Switching from regular to diet or lite versions of popular drinks can dramatically reduce the amount of sugar you consume, but some studies have suggested that the artificial sweeteners used to replace sugar in such beverages can still lead to blood sugar spikes. One Israeli research project found that mice given artificial sweeteners actually ended up with higher blood sugar levels than a control group of mice who drank only plain water and was believed to be related to the way such sweeteners interact with bacteria in the gut.
Follow-up studies on human subjects found that long-term use of artificial sweeteners was also linked to higher blood sugar levels. If you want to ensure any potential issues are kept to a minimum, check your sugar levels an hour or two after the next time you have a drink with artificial sweeteners so that you can see how your body responds. Regardless of the outcome, don’t treat sugarless drinks as a free pass; consume them only in moderation.
A number of studies suggest that, contrary to what you might expect, skipping breakfast can actually lead to higher blood sugar levels later in the day. Research suggests that eating an early meal, especially one that has high levels of protein and healthy fats, will stabilize blood sugar levels.
One small study by researchers at Tel Aviv University found that patients with type 2 diabetes who skipped breakfast had higher-than-usual spikes in blood sugar after they ate lunch and dinner. Previous research has found that missing breakfast each day raises your risk of gaining weight and developing diabetes.
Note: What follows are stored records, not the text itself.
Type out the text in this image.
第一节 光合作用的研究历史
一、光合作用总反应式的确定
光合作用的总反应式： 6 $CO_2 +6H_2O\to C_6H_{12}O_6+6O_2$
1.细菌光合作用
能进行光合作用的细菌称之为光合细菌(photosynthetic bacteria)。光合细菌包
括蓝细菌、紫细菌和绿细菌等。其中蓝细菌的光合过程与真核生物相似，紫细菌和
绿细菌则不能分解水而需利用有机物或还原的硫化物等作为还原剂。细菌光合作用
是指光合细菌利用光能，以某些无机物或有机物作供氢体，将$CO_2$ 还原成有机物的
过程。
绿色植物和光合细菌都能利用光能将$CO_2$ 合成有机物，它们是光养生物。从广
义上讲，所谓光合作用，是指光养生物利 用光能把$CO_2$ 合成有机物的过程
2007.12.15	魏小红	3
When a group of healthy adults were asked to sleep for just four hours each night for six nights in a row, their tolerance for glucose – a key factor in the development of diabetes – was reduced by an average of 40 percent. Additionally, when these same subjects were fed a breakfast that was high in carbohydrate, their bodies were unable to process the glucose as efficiently as it had done when they were well rested.
Lack of sleep is linked to an increase in levels of stress within the body, and it is believed to be this which causes blood sugar levels to rise. If you have diabetes or you are at risk of developing the condition, making sure you get the right amount of sleep each night, and that your sleep is of the highest possible quality, may help you to keep your blood sugars more stable.